New IE solar power facility aims to be 'game-changer'


Just outside of Barstow in the town of Daggett is the world's first facility to harness the power of the sun for electricity. Two decades ago the Sunray Solar facility was considered a pioneer in renewable energy. Now a Huntington Beach company is hoping to launch the next generation in solar energy.

"We're using less product to generate more solar power," said Glenn Reynolds, Gossamer Space Frames co-founder and president.

More power, but on a huge scale. Gossamer Space Frames teamed up with 3M's renewable energy division to build the world's largest solar collector.

"This is a game-changer because we're able to decrease costs for these types of solar power installations dramatically," said Reynolds.

The cost savings come from using reflective film attached to aluminum panels which then concentrate the sun's energy on collector tubes. The technology does away with heavy glass and steel frames.

Another advantage of the technology is that the panels are lightweight, highly reflective, and unlike glass panels, they are practically unbreakable, further reducing the cost it takes to run a solar farm.

"This is different because you have these new designs of a lot of cost-lowering components and this is kind of where the renewable energies are really going to make a difference," said Dr. Oliver Hemmers, executive director, Harry Reid Center for Environmental Studies, University of Nevada, Las Vegas.

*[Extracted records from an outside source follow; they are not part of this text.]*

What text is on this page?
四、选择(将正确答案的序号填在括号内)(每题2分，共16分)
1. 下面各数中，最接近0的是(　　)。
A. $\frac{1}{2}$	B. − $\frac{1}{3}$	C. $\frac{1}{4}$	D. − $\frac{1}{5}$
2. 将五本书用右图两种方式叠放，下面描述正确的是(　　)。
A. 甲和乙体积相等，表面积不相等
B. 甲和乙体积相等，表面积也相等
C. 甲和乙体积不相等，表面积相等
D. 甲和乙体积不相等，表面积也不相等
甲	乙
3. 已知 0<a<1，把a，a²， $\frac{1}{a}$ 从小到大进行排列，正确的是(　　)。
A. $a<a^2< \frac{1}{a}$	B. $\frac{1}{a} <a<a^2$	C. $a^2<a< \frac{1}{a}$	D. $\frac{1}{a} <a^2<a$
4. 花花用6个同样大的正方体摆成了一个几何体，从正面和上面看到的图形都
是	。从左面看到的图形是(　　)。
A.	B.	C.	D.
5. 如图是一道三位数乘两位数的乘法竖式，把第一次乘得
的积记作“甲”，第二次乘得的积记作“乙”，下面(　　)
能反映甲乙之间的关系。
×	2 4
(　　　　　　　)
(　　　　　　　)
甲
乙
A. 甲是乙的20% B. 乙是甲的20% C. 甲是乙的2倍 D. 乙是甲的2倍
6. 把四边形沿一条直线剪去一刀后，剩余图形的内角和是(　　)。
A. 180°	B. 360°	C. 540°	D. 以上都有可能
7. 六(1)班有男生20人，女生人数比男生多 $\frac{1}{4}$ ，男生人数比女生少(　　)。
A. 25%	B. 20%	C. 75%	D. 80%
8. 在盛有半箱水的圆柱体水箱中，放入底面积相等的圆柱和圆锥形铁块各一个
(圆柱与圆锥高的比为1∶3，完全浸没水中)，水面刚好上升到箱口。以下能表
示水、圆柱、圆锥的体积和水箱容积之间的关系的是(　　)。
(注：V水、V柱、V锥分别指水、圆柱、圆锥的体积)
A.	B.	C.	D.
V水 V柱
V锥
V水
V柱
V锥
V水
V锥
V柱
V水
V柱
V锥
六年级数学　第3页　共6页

Hemmers says it will make solar energy competitive with other forms of energy. The National Renewable Energy Laboratory (NREL) in Colorado, which independently evaluated the solar collectors, is hopeful it will reduce the need to subsidize solar technology in the future.

"We want renewable energy and solar energy to be cost-competitive, subsidy-free cost-competitive," said NREL engineer Allison Gray.

Last year critics declared the solar industry doomed after the failure of solar panel company Solyndra. The company filed for bankruptcy two years after it received millions in federal loan money.

Gossamer and 3M developed its project free of subsidies and only unveiled it six months after it proved operational.

"Really the plant experience tells you whether you have a solution that is ready for implementation or not," said Dan Chen, 3M Renewable Energy Division.

Now that it's ready, the hope is that solar technology has staying power.